Laboratory studies including serum lactate dehydrogenase (LDH), partial pressure of oxygen (PaO₂) and arterial-alveolar oxygen ratio (A-aPO₂) have the utility of assessing the disease severity of PAP [7]. The sensitivity and specificity of anti-GM-CSF IgG antibody in the diagnosis of PAP is 92% and 100% respectively [8]. Chest radiographs may show perihilar alveolar opacities, nodules or atelectasis, while a CT scan of the chest may reveal ground-glass opacification in middle or lower lung fields with thickened interlobular septa [6]. Pulmonary function tests may show reduced diffusion capacity which correlates with the disease severity of PAP [6-7]. A histopathological diagnosis is the gold-standard investigation tool in the diagnosis of PAP, with eosinophilic, granular material and foamy alveolar macrophages in alveoli spaces being characteristic findings [7].

The management of PAP is dependent on the severity of the disease. In the mild form of PAP, physiotherapy and bronchodilators can be used [1,6]. In severe forms of PAP, patients can undergo whole lung lavage, GM-CSF protein administration or rituximab therapy as directed by a respiratory physician [1,2,4,5,7]. All patients with PAP should have regular follow up in the outpatient setting with pulmonary function tests and chest CT scans [6,7].

Whole lung lavage is the gold standard treatment for primary and some secondary causes of PAP [4,5]. The invasive procedure is done under general anaesthesia and the patient is intubated with a double lumen endotracheal tube [1,2]. Whilst one lung remains ventilated, the other undergoes lavage, with 1-1.5 litres of warmed normal saline repeatedly introduced to mechanically remove surfactant from the lungs [1,2,4]. In our respiratory department, patients become eligible for whole lung lavage if they are symptomatic and hypoxic with an ABG showing PO₂<70mmHg or P(A-a)O₂>40mmHg.

GM-CSF therapy is an alternative treatment strategy for autoimmune PAP which is well tolerated compared to whole lung lavage, but results in a slower response [1]. The therapy involves exogenous GM-CSF proteins being inhaled or subcutaneously administered. Inhaled GM-CSF therapy is an emerging field, which has shown positive results in early trials with minimal adverse effects. Finally, immunosuppressive therapy with Rituximab (an anti-B cell monoclonal antibody) is another potential alternative to whole lung lavage for patients with autoimmune PAP [2]. Theoretically, the therapy would reduce levels of GM-CSF autoantibodies. However, more research is required before the effectiveness of this therapy can be concluded on [5].
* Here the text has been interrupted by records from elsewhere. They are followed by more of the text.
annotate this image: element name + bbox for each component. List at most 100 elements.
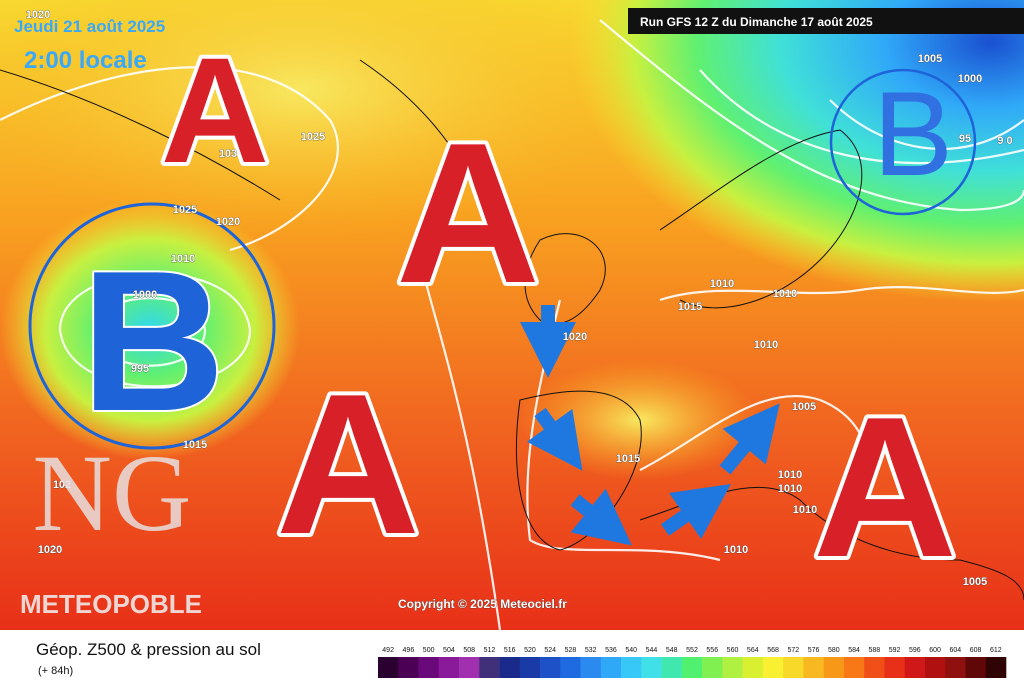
- isobar: [829, 99, 1024, 150]
- isobar-label: 1010: [778, 469, 802, 481]
- isobar-label: 9 0: [997, 135, 1012, 147]
- high-marker: A: [276, 353, 420, 576]
- isobar: [58, 272, 252, 388]
- isobar: [418, 259, 502, 631]
- scale-swatch: [884, 657, 906, 678]
- scale-swatch: [438, 657, 460, 678]
- scale-label: 584: [848, 647, 860, 654]
- coastline: [524, 233, 606, 325]
- isobar-label: 995: [131, 363, 149, 375]
- scale-label: 548: [666, 647, 678, 654]
- scale-swatch: [580, 657, 602, 678]
- scale-label: 568: [767, 647, 779, 654]
- coastline: [659, 129, 863, 309]
- isobar: [659, 286, 1024, 302]
- scale-swatch: [702, 657, 723, 678]
- isobar-label: 1010: [724, 544, 748, 556]
- isobar-label: 1015: [616, 453, 640, 465]
- scale-swatch: [479, 657, 500, 678]
- scale-swatch: [499, 657, 521, 678]
- isobar-label: 1020: [216, 216, 240, 228]
- scale-swatch: [378, 657, 399, 678]
- isobar: [639, 394, 871, 521]
- isobar-label: 103: [219, 148, 237, 160]
- arrow: [570, 488, 632, 546]
- scale-label: 564: [747, 647, 759, 654]
- scale-label: 528: [565, 647, 577, 654]
- scale-label: 604: [950, 647, 962, 654]
- low-marker: B: [873, 67, 953, 201]
- isobar-label: 1010: [793, 504, 817, 516]
- scale-label: 544: [646, 647, 658, 654]
- isobar-label: 1015: [678, 301, 702, 313]
- isobar-label: 1005: [918, 53, 942, 65]
- scale-label: 592: [889, 647, 901, 654]
- isobar: [599, 19, 1024, 212]
- coastline: [0, 59, 481, 201]
- pressure-centers: A A A A B B A: [28, 26, 977, 599]
- scale-label: 524: [544, 647, 556, 654]
- flow-arrows: [520, 305, 780, 546]
- run-info: Run GFS 12 Z du Dimanche 17 août 2025: [640, 15, 873, 29]
- scale-swatch: [722, 657, 743, 678]
- isobar-labels: 1020 1025 103 1025 1020 1010 1000 995 1015 102 102…: [25, 9, 1012, 589]
- scale-label: 556: [706, 647, 718, 654]
- scale-swatch: [965, 657, 987, 678]
- isobar-label: 95: [959, 133, 971, 145]
- scale-label: 572: [787, 647, 799, 654]
- scale-swatch: [945, 657, 966, 678]
- scale-label: 536: [605, 647, 617, 654]
- scale-swatch: [742, 657, 764, 678]
- time: 2:00 locale: [24, 47, 147, 74]
- scale-swatch: [681, 657, 703, 678]
- isobar-label: 1010: [710, 278, 734, 290]
- scale-swatch: [762, 657, 784, 678]
- watermark-brand: METEOPOBLE: [20, 589, 202, 619]
- scale-swatch: [823, 657, 845, 678]
- isobar-label: 1005: [963, 576, 987, 588]
- scale-swatch: [904, 657, 926, 678]
- scale-swatch: [864, 657, 885, 678]
- isobar-label: 1025: [173, 204, 197, 216]
- arrow: [660, 483, 731, 539]
- high-marker: A: [396, 102, 540, 325]
- high-marker: A: [813, 376, 957, 599]
- scale-swatch: [519, 657, 541, 678]
- scale-swatch: [459, 657, 480, 678]
- scale-swatch: [783, 657, 804, 678]
- scale-swatch: [661, 657, 683, 678]
- isobar-label: 1000: [958, 73, 982, 85]
- scale-label: 600: [929, 647, 941, 654]
- isobar-label: 1020: [563, 331, 587, 343]
- scale-label: 608: [970, 647, 982, 654]
- legend-title: Géop. Z500 & pression au sol: [36, 640, 261, 659]
- isobar: [699, 69, 1024, 165]
- scale-label: 532: [585, 647, 597, 654]
- low-marker: B: [81, 230, 225, 453]
- isobar-label: 1015: [183, 439, 207, 451]
- scale-swatch: [803, 657, 824, 678]
- scale-swatch: [641, 657, 662, 678]
- low-circle: [829, 68, 977, 216]
- scale-label: 520: [524, 647, 536, 654]
- date: Jeudi 21 août 2025: [14, 17, 165, 36]
- arrow: [526, 407, 583, 471]
- scale-swatch: [924, 657, 946, 678]
- scale-label: 516: [504, 647, 516, 654]
- high-marker: A: [161, 26, 269, 194]
- copyright: Copyright © 2025 Meteociel.fr: [398, 597, 567, 611]
- isobar-label: 1005: [792, 401, 816, 413]
- scale-swatch: [560, 657, 581, 678]
- scale-label: 512: [484, 647, 496, 654]
- isobar: [0, 66, 339, 252]
- scale-swatch: [398, 657, 419, 678]
- scale-label: 576: [808, 647, 820, 654]
- field-low-north: [360, 0, 1024, 380]
- isobar-label: 1010: [773, 288, 797, 300]
- isobar-label: 1020: [26, 9, 50, 21]
- scale-label: 560: [727, 647, 739, 654]
- scale-swatch: [600, 657, 622, 678]
- scale-swatch: [621, 657, 642, 678]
PAP is a rare, complicated disease caused by the failure to degrade surfactant proteins in alveoli, causing dyspnoea, and in severe cases, respiratory distress. To date, the most effective therapy is whole lung lavage therapies in combination with chest physiotherapy, resulting in the mechanical removal of surfactant products from the alveoli, which provides symptomatic relief for patients.

The author has no relevant affiliations or financial involvement with a financial interest in or financial with the subject matter or materials discussed in the manuscript.
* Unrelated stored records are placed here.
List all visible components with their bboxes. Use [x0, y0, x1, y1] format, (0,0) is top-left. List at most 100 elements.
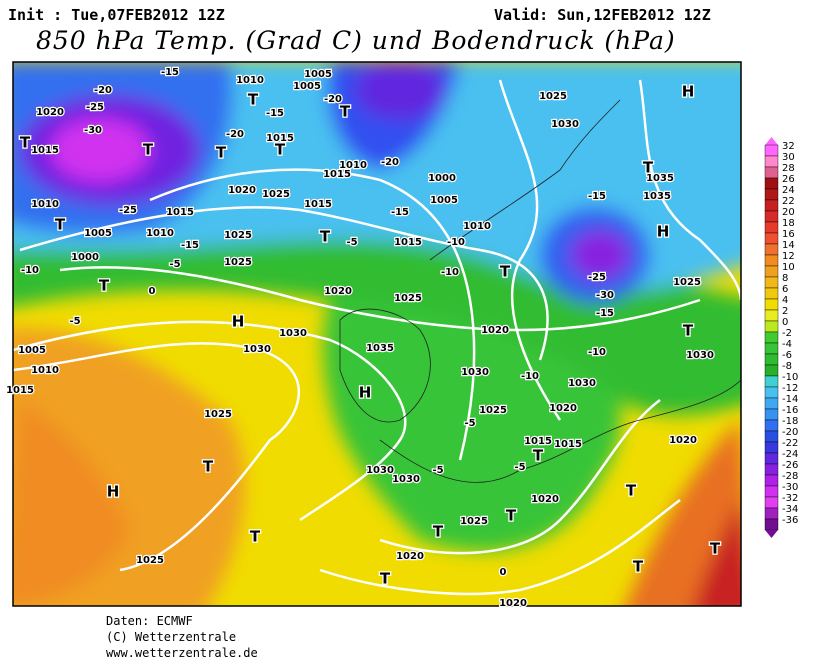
colorbar-tick-label: 14 — [782, 240, 795, 251]
pressure-center: T — [55, 216, 66, 234]
contour-label: -5 — [69, 316, 80, 327]
map-frame — [12, 61, 742, 607]
contour-label: -20 — [381, 157, 399, 168]
coastlines — [339, 99, 741, 483]
contour-label: 1020 — [669, 435, 697, 446]
colorbar-cell — [764, 232, 779, 245]
contour-label: 1035 — [646, 173, 674, 184]
footer-line: www.wetterzentrale.de — [106, 646, 258, 660]
contour-label: 1020 — [549, 403, 577, 414]
pressure-center: T — [203, 458, 214, 476]
pressure-center: T — [633, 558, 644, 576]
pressure-center: T — [500, 263, 511, 281]
pressure-center: T — [683, 322, 694, 340]
contour-label: 1030 — [568, 378, 596, 389]
colorbar-cell — [764, 221, 779, 234]
contour-label: 1015 — [304, 199, 332, 210]
pressure-center: H — [359, 384, 372, 402]
colorbar-cap — [765, 530, 778, 538]
temperature-field — [13, 62, 741, 606]
colorbar-tick-label: -16 — [782, 405, 798, 416]
colorbar-tick-label: -20 — [782, 427, 798, 438]
contour-label: 1015 — [31, 145, 59, 156]
colorbar-tick-label: -30 — [782, 482, 798, 493]
colorbar-cell — [764, 419, 779, 432]
colorbar-tick-label: -26 — [782, 460, 798, 471]
pressure-center: T — [533, 447, 544, 465]
map-title: 850 hPa Temp. (Grad C) und Bodendruck (h… — [36, 26, 676, 55]
colorbar-cell — [764, 408, 779, 421]
pressure-center: T — [643, 159, 654, 177]
colorbar-tick-label: 26 — [782, 174, 795, 185]
colorbar-tick-label: -22 — [782, 438, 798, 449]
contour-label: 1025 — [224, 230, 252, 241]
contour-label: 1025 — [136, 555, 164, 566]
colorbar-tick-label: -18 — [782, 416, 798, 427]
colorbar-cell — [764, 496, 779, 509]
colorbar-tick-label: -8 — [782, 361, 792, 372]
contour-label: 1015 — [166, 207, 194, 218]
colorbar-tick-label: 20 — [782, 207, 795, 218]
colorbar-cell — [764, 287, 779, 300]
contour-label: 1025 — [204, 409, 232, 420]
colorbar-cell — [764, 441, 779, 454]
colorbar-tick-label: 2 — [782, 306, 788, 317]
contour-label: -20 — [324, 94, 342, 105]
contour-label: -10 — [447, 237, 465, 248]
contour-label: 1005 — [430, 195, 458, 206]
colorbar-cell — [764, 309, 779, 322]
colorbar-tick-label: 0 — [782, 317, 788, 328]
contour-label: 1000 — [71, 252, 99, 263]
pressure-center: T — [248, 91, 259, 109]
colorbar-cell — [764, 331, 779, 344]
pressure-center: T — [626, 482, 637, 500]
colorbar-cell — [764, 430, 779, 443]
contour-label: 1010 — [463, 221, 491, 232]
contour-label: 1015 — [266, 133, 294, 144]
pressure-center: H — [657, 223, 670, 241]
contour-label: 1025 — [262, 189, 290, 200]
pressure-center: T — [250, 528, 261, 546]
contour-label: -15 — [588, 191, 606, 202]
colorbar-cell — [764, 485, 779, 498]
contour-label: 1020 — [481, 325, 509, 336]
contour-label: 1030 — [243, 344, 271, 355]
pressure-center: T — [216, 144, 227, 162]
contour-label: 1005 — [293, 81, 321, 92]
contour-label: 1035 — [643, 191, 671, 202]
colorbar-cell — [764, 298, 779, 311]
contour-label: 1015 — [323, 169, 351, 180]
colorbar-tick-label: -32 — [782, 493, 798, 504]
contour-label: 1010 — [146, 228, 174, 239]
colorbar-cell — [764, 166, 779, 179]
contour-label: -5 — [432, 465, 443, 476]
colorbar-cell — [764, 177, 779, 190]
colorbar-cell — [764, 507, 779, 520]
colorbar-cell — [764, 144, 779, 157]
colorbar-cell — [764, 276, 779, 289]
colorbar: 32302826242220181614121086420-2-4-6-8-10… — [764, 137, 798, 538]
colorbar-cell — [764, 199, 779, 212]
contour-label: 1010 — [339, 160, 367, 171]
contour-label: -15 — [596, 308, 614, 319]
contour-label: -20 — [226, 129, 244, 140]
pressure-center: H — [107, 483, 120, 501]
contour-label: -5 — [464, 418, 475, 429]
contour-label: 1005 — [18, 345, 46, 356]
footer-line: Daten: ECMWF — [106, 614, 193, 628]
colorbar-tick-label: 28 — [782, 163, 795, 174]
colorbar-cell — [764, 474, 779, 487]
pressure-center: T — [340, 103, 351, 121]
contour-label: -10 — [21, 265, 39, 276]
contour-label: -20 — [94, 85, 112, 96]
contour-label: -15 — [181, 240, 199, 251]
contour-label: 1000 — [428, 173, 456, 184]
colorbar-tick-label: -12 — [782, 383, 798, 394]
colorbar-tick-label: 16 — [782, 229, 795, 240]
contour-label: 1005 — [84, 228, 112, 239]
contour-label: 1030 — [392, 474, 420, 485]
contour-label: -30 — [596, 290, 614, 301]
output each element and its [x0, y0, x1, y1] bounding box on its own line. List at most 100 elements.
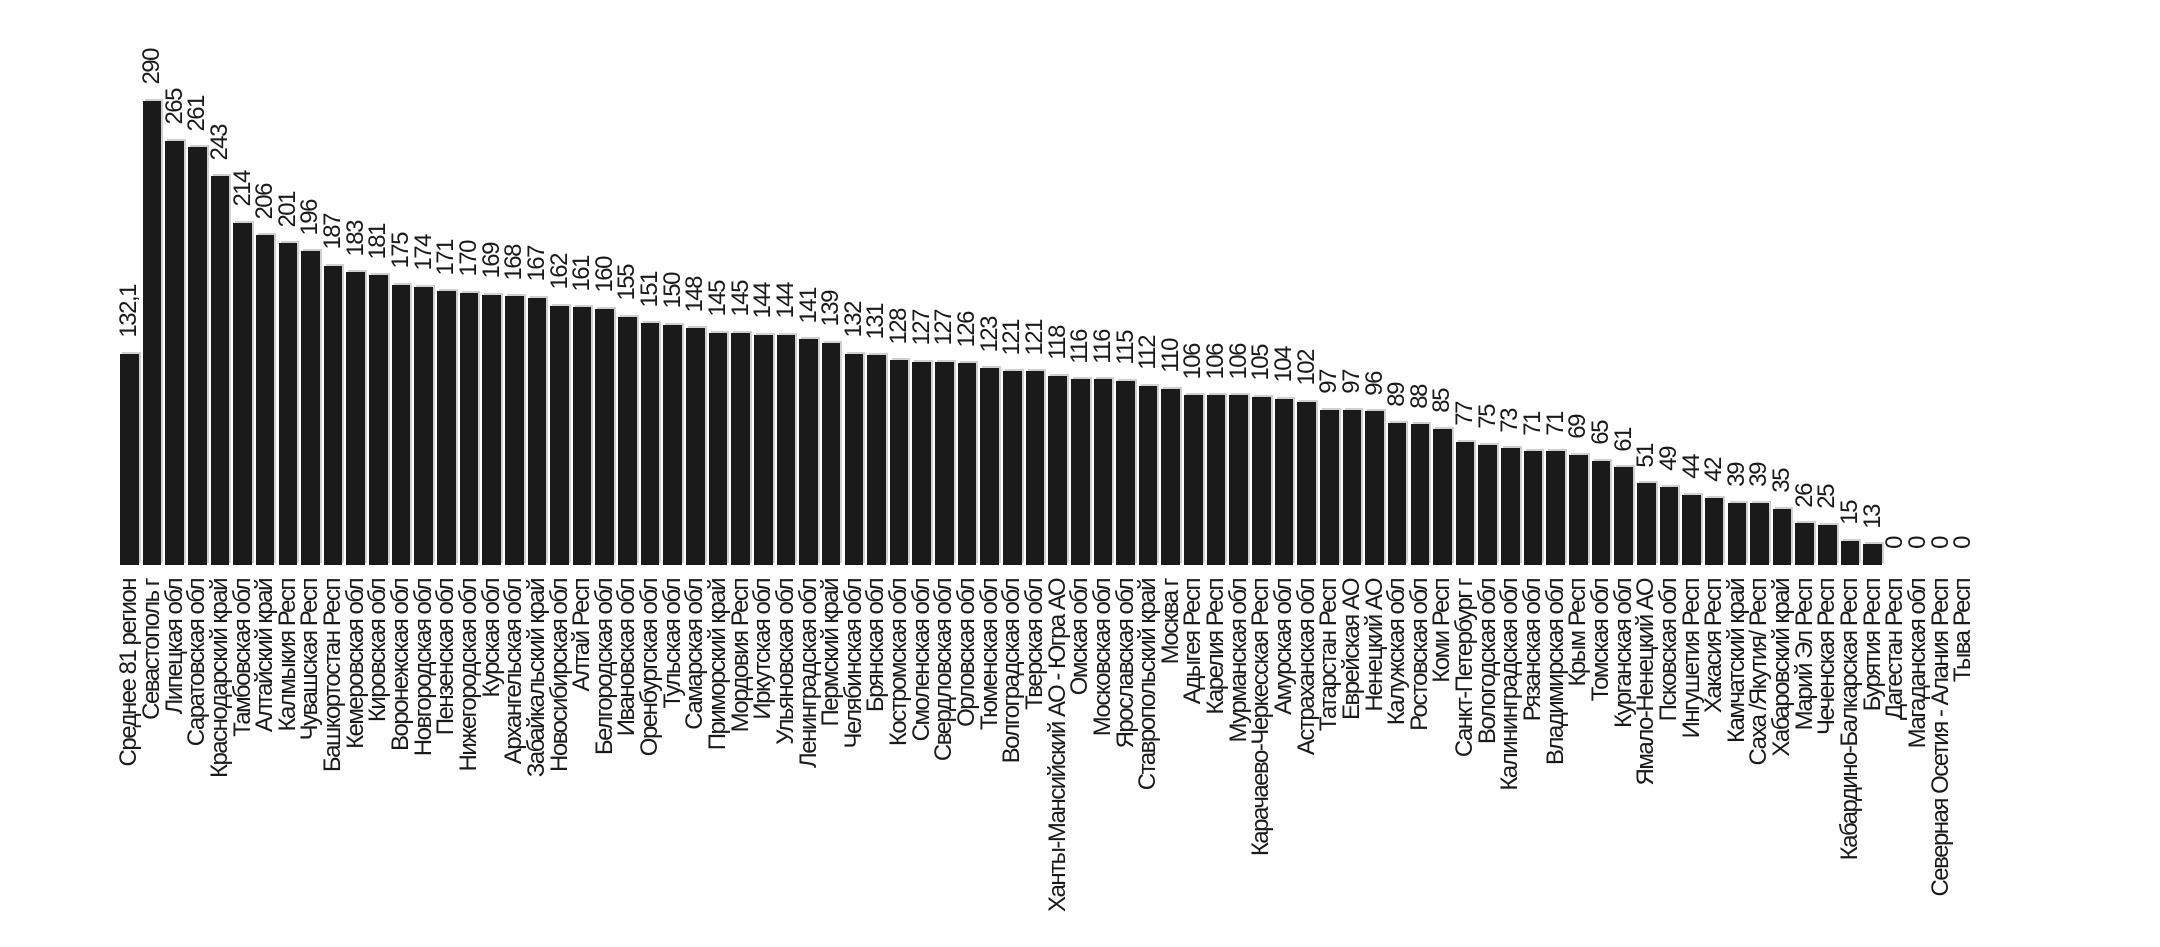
bar-column: 132 [840, 0, 867, 565]
bar-column: 123 [976, 0, 1003, 565]
bar-column: 181 [364, 0, 391, 565]
category-cell: Забайкальский край [523, 565, 550, 777]
bar-column: 51 [1632, 0, 1659, 565]
bar-column: 127 [930, 0, 957, 565]
category-cell: Рязанская обл [1519, 565, 1546, 721]
bar-column: 71 [1542, 0, 1569, 565]
category-cell: Ульяновская обл [772, 565, 799, 745]
bar [210, 176, 230, 565]
bar-column: 167 [523, 0, 550, 565]
bar [708, 333, 728, 565]
bar-column: 26 [1791, 0, 1818, 565]
category-cell: Краснодарский край [206, 565, 233, 778]
bar [572, 307, 592, 565]
bar [889, 360, 909, 565]
bar-column: 201 [274, 0, 301, 565]
category-cell: Оренбургская обл [636, 565, 663, 756]
bar-value-label: 132,1 [115, 285, 143, 338]
bar-column: 25 [1813, 0, 1840, 565]
bar [255, 235, 275, 565]
bar-column: 77 [1451, 0, 1478, 565]
bar-column: 144 [772, 0, 799, 565]
bar-column: 265 [161, 0, 188, 565]
category-cell: Магаданская обл [1904, 565, 1931, 748]
bar [686, 328, 705, 565]
bar-column: 106 [1179, 0, 1206, 565]
bar-column: 69 [1564, 0, 1591, 565]
bar-chart: 132,1 290 265 261 243 214 206 201 196 187 183 181 17… [115, 0, 2018, 947]
category-cell: Хабаровский край [1768, 565, 1795, 757]
bar [1818, 525, 1837, 565]
bar [1003, 371, 1022, 565]
bar [1750, 502, 1769, 565]
bar-column: 105 [1247, 0, 1274, 565]
bar [414, 286, 433, 565]
bar-column: 162 [546, 0, 573, 565]
bar-column: 169 [478, 0, 505, 565]
bar-column: 141 [795, 0, 822, 565]
bar [1569, 454, 1588, 565]
bar-column: 214 [229, 0, 256, 565]
bar-column: 128 [885, 0, 912, 565]
bar [867, 355, 886, 565]
bar [1274, 398, 1294, 565]
bar [436, 291, 456, 565]
bar-column: 104 [1270, 0, 1297, 565]
bar-column: 88 [1406, 0, 1433, 565]
bar [1138, 385, 1158, 565]
bar-column: 121 [1021, 0, 1048, 565]
category-labels-row: Среднее 81 регион Севастополь г Липецкая о… [115, 565, 2018, 912]
bar [618, 317, 637, 565]
bar-column: 110 [1157, 0, 1184, 565]
bar-column: 171 [432, 0, 459, 565]
bar [120, 353, 139, 565]
bar [391, 285, 411, 565]
bar [1682, 494, 1701, 565]
bar [1727, 502, 1747, 565]
bar [187, 147, 207, 565]
bar-column: 106 [1202, 0, 1229, 565]
bar-column: 150 [659, 0, 686, 565]
bar [799, 339, 818, 565]
bar [1636, 483, 1656, 565]
bar-column: 89 [1383, 0, 1410, 565]
bar-column: 183 [342, 0, 369, 565]
bar-column: 96 [1361, 0, 1388, 565]
category-cell: Тверская обл [1021, 565, 1048, 710]
bar [1455, 441, 1475, 565]
category-cell: Тыва Респ [1949, 565, 1976, 682]
bar [1523, 451, 1543, 565]
bar [957, 363, 977, 565]
category-cell: Карелия Респ [1202, 565, 1229, 715]
category-cell: Башкортостан Респ [319, 565, 346, 772]
bar [301, 251, 320, 565]
bar [369, 275, 388, 565]
bar [1704, 497, 1724, 565]
bar-column: 116 [1089, 0, 1116, 565]
bar-column: 73 [1496, 0, 1523, 565]
category-cell: Амурская обл [1270, 565, 1297, 715]
bar-column: 116 [1066, 0, 1093, 565]
bar-column: 148 [681, 0, 708, 565]
bar [1319, 409, 1339, 565]
bar-value-label: 0 [1949, 537, 1977, 549]
bar [1433, 429, 1452, 565]
category-cell: Орловская обл [953, 565, 980, 727]
bar [821, 342, 841, 565]
bar-column: 127 [908, 0, 935, 565]
bar-column: 243 [206, 0, 233, 565]
bar [142, 101, 162, 565]
bar-column: 144 [749, 0, 776, 565]
bar [1206, 395, 1226, 565]
bar-column: 49 [1655, 0, 1682, 565]
bar-column: 75 [1474, 0, 1501, 565]
bar-column: 174 [410, 0, 437, 565]
bar [595, 309, 615, 565]
bar-column: 71 [1519, 0, 1546, 565]
bar-column: 0 [1904, 0, 1931, 565]
bar-column: 145 [727, 0, 754, 565]
bar [753, 334, 773, 565]
bar [1025, 371, 1045, 565]
bar [1093, 379, 1113, 565]
bar [731, 333, 750, 565]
Authors declare no conflict of interest.

1. Horner R, Gardenhire D, Zimmerman R. Pulmonary Alveolar Proteinosis- A Case Report. Internet J Allied Health Sci Pract. 2017; 16: 1-6.
2. Borie R, Danel C, Debray M. Pulmonary alveolar proteinosis. Eur Respir Rev. 2011; 20: 98-107.
3. Rosen S, Castleman B, Liebow A. Pulmonary alveolar proteinosis. N Engl J Med. 1958; 258: 1123-1142.
4. Skov I, Bendstrup E, Davidsen J. Pulmonary alveolar proteinosis- a crazy presentation of dyspnea. Eur Clin Respir J. 2018; 6: 1552065.
5. Trapnell B, Nakata K, Bonella F. Pulmonary alveolar proteinosis. Nat Rev Dis Primers. 2019; 5: 16.
6. Ben-Dov I, Segel M. Autoimmune pulmonary alveolar proteinosis: clinical course and diagnostic criteria. Autoimmun Rev. 2014; 13: 513-7.
7. Suzuki T, Trapnell B. Pulmonary Alveolar Proteinosis Syndrome. Clin Chest Med. 2016; 37: 431-440.
8. Lin F, Chang G, Chern M, Chen Y, Chang S. Clinical significance of anti-GM-CSF antibodies in idiopathic pulmonary alveolar proteinosis. Thorax. 2006; 61: 528-534.